The Navy seized a vast haul of military grade weapons hidden on a ship bound for Yemen - including a cache of assault rifles and machine guns.

An American defense official said that Navy’s initial investigation found the vessel came from Iran, tying the Islamic Republic to arming the Houthis despite a United Nations arms embargo.

The terrifying haul was discovered after a guided-missile cruiser USS Monterey discovered the weapons aboard a stateless dhow - a traditional Mideast sailing ship on Thursday in the northern reaches of the Arabian Sea off Oman and Pakistan.

According to the AP, US navy team seized nearly 3,000 Chinese Type 56 assault rifles and hundreds of other heavy machine guns and sniper rifles, as well as dozens of advanced anti-tank guided missiles.

The shipments also included several hundred rocket-propelled grenade launchers and optical sights for weapons.

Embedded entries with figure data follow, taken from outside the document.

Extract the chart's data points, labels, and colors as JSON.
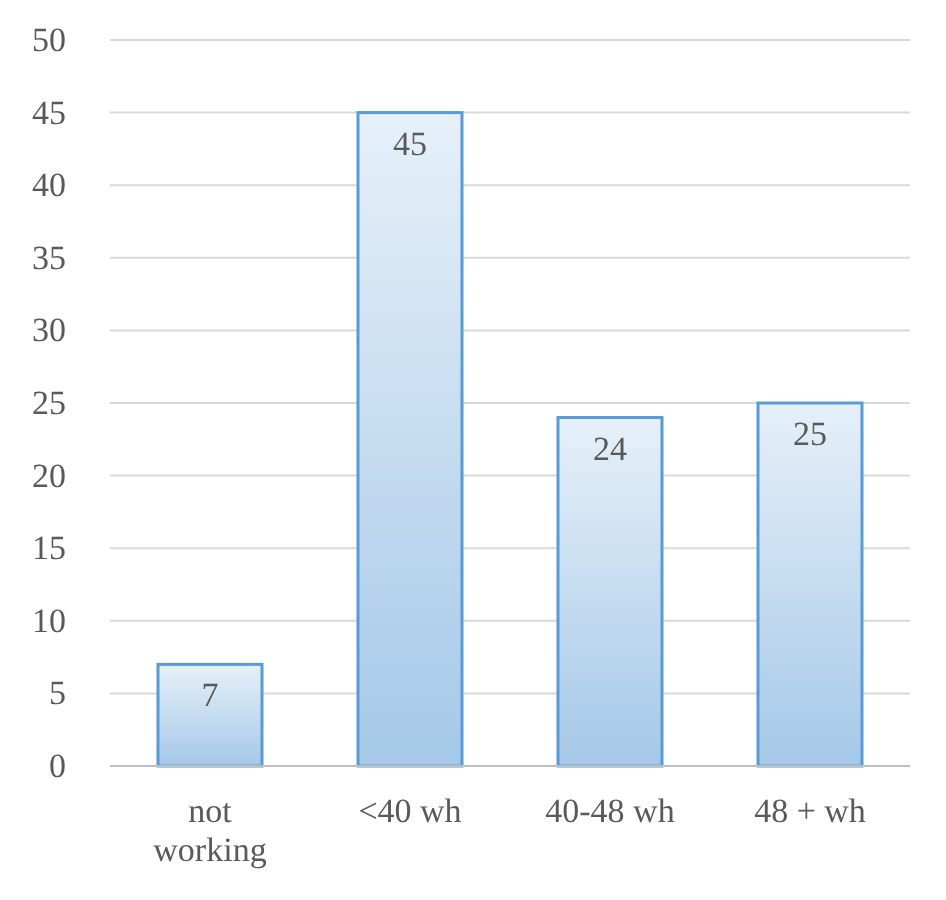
{
  "chart_data": {
    "type": "bar",
    "categories": [
      "not working",
      "<40 wh",
      "40-48 wh",
      "48 + wh"
    ],
    "values": [
      7,
      45,
      24,
      25
    ],
    "color": "#5b9bd5",
    "ylim": [
      0,
      50
    ],
    "yticks": [
      0,
      5,
      10,
      15,
      20,
      25,
      30,
      35,
      40,
      45,
      50
    ],
    "grid": "y",
    "data_labels": true
  }
}
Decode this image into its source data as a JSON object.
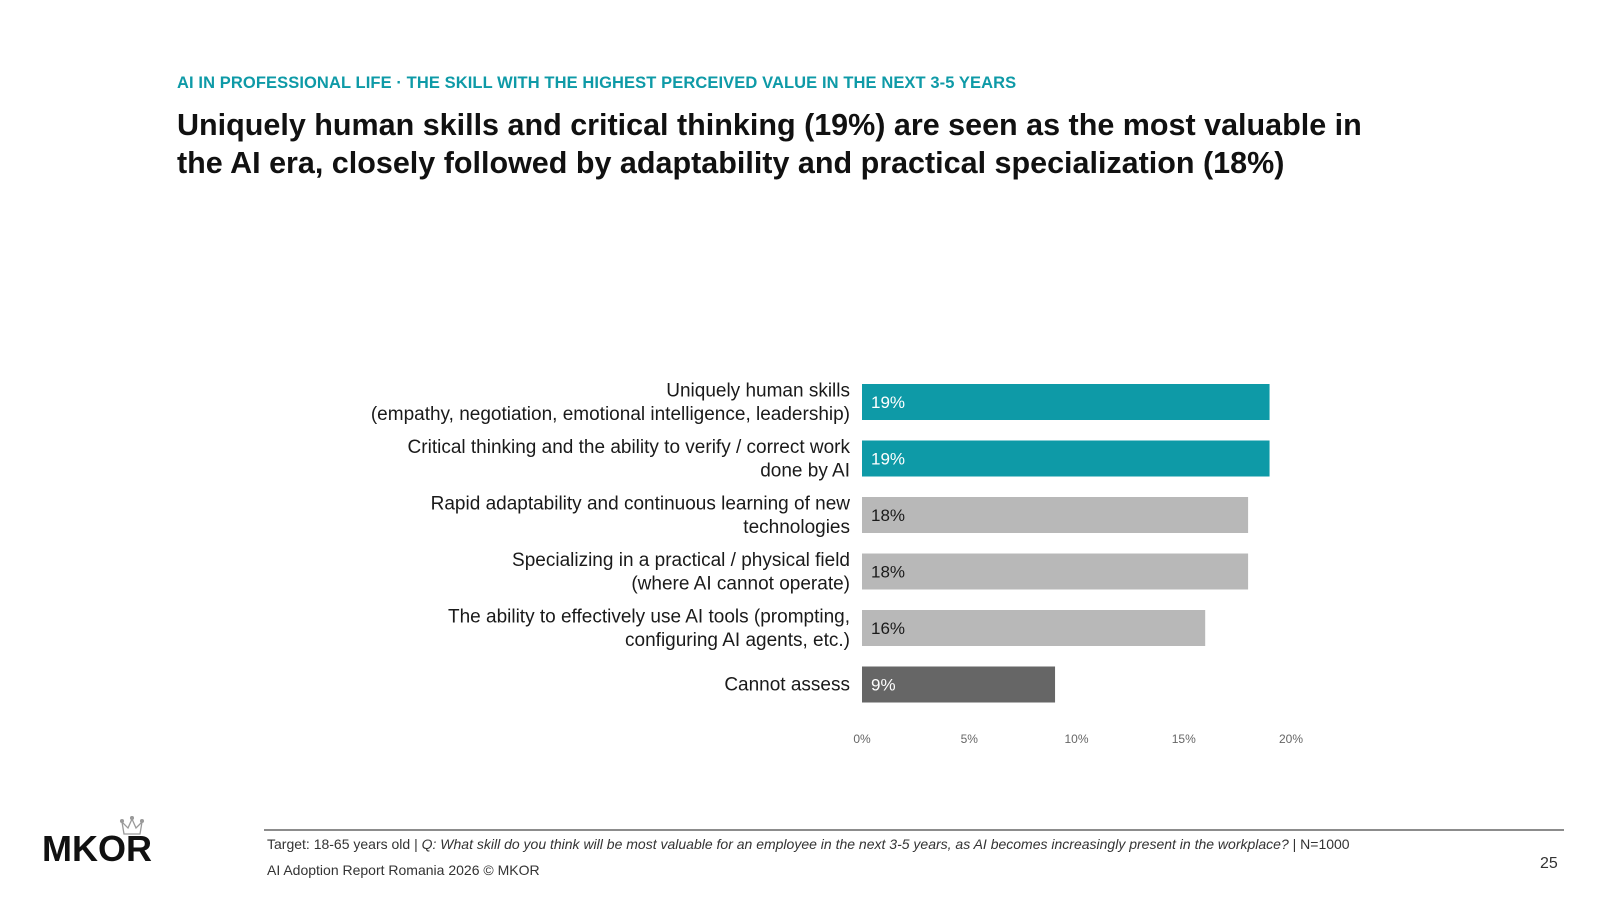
{
  "header": {
    "eyebrow": "AI IN PROFESSIONAL LIFE · THE SKILL WITH THE HIGHEST PERCEIVED VALUE IN THE NEXT 3-5 YEARS",
    "title_line1": "Uniquely human skills and critical thinking (19%) are seen as the most valuable in",
    "title_line2": "the AI era, closely followed by adaptability and practical specialization (18%)"
  },
  "chart_data": {
    "type": "bar",
    "orientation": "horizontal",
    "categories": [
      [
        "Uniquely human skills",
        "(empathy, negotiation, emotional intelligence, leadership)"
      ],
      [
        "Critical thinking and the ability to verify / correct work",
        "done by AI"
      ],
      [
        "Rapid adaptability and continuous learning of new",
        "technologies"
      ],
      [
        "Specializing in a practical / physical field",
        "(where AI cannot operate)"
      ],
      [
        "The ability to effectively use AI tools (prompting,",
        "configuring AI agents, etc.)"
      ],
      [
        "Cannot assess"
      ]
    ],
    "values": [
      19,
      19,
      18,
      18,
      16,
      9
    ],
    "value_labels": [
      "19%",
      "19%",
      "18%",
      "18%",
      "16%",
      "9%"
    ],
    "colors": [
      "#0e9aa7",
      "#0e9aa7",
      "#b8b8b8",
      "#b8b8b8",
      "#b8b8b8",
      "#666666"
    ],
    "label_colors": [
      "#ffffff",
      "#ffffff",
      "#1a1a1a",
      "#1a1a1a",
      "#1a1a1a",
      "#ffffff"
    ],
    "xlim": [
      0,
      20
    ],
    "xticks": [
      0,
      5,
      10,
      15,
      20
    ],
    "xtick_labels": [
      "0%",
      "5%",
      "10%",
      "15%",
      "20%"
    ],
    "grid": false,
    "legend": false
  },
  "footer": {
    "target": "Target: 18-65 years old | ",
    "question": "Q: What skill do you think will be most valuable for an employee in the next 3-5 years, as AI becomes increasingly present in the workplace?",
    "sample": " | N=1000",
    "copyright": "AI Adoption Report Romania 2026 © MKOR",
    "page_number": "25",
    "logo_text": "MKOR"
  }
}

The Navy’s Mideast-based 5th Fleet did not identify where the weapons originated, nor where they were going.

“After all illicit cargo was removed, the dhow was assessed for seaworthiness, and after questioning, its crew was provided food and water before being released,” the 5th Fleet said in a statement.

However, a defense chief said the weapons resembled those of other shipments interdicted bounded for the Houthis.

It is still under investigation.

Investigative researcher Tim Michetti said: "The unique blend of materiel recovered by the USS Monterey appears to be consistent with the materiel from previous interdictions, which have been linked to Iran,'who studies the illicit weapon trade.

The Yemen war can be traced back to the handover of power from long-time autocratic President Ali Abdullah Saleh to his deputy and current president Abdrabbuh Mansour Hadi in November 2011.

Saleh was forced to stand down in a bid to return stability to the country following the Arab Spring, a series of uprisings across the Middle East and North Africa.

As president, Mr Hadi struggled to deal with a variety of problems, including attacks by jihadists as well as corruption, unemployment and food insecurity.

Meanwhile, the Houti movement took advantage of the new president's weakness by taking control of the country's northern heartland of Saada province and neighbouring areas.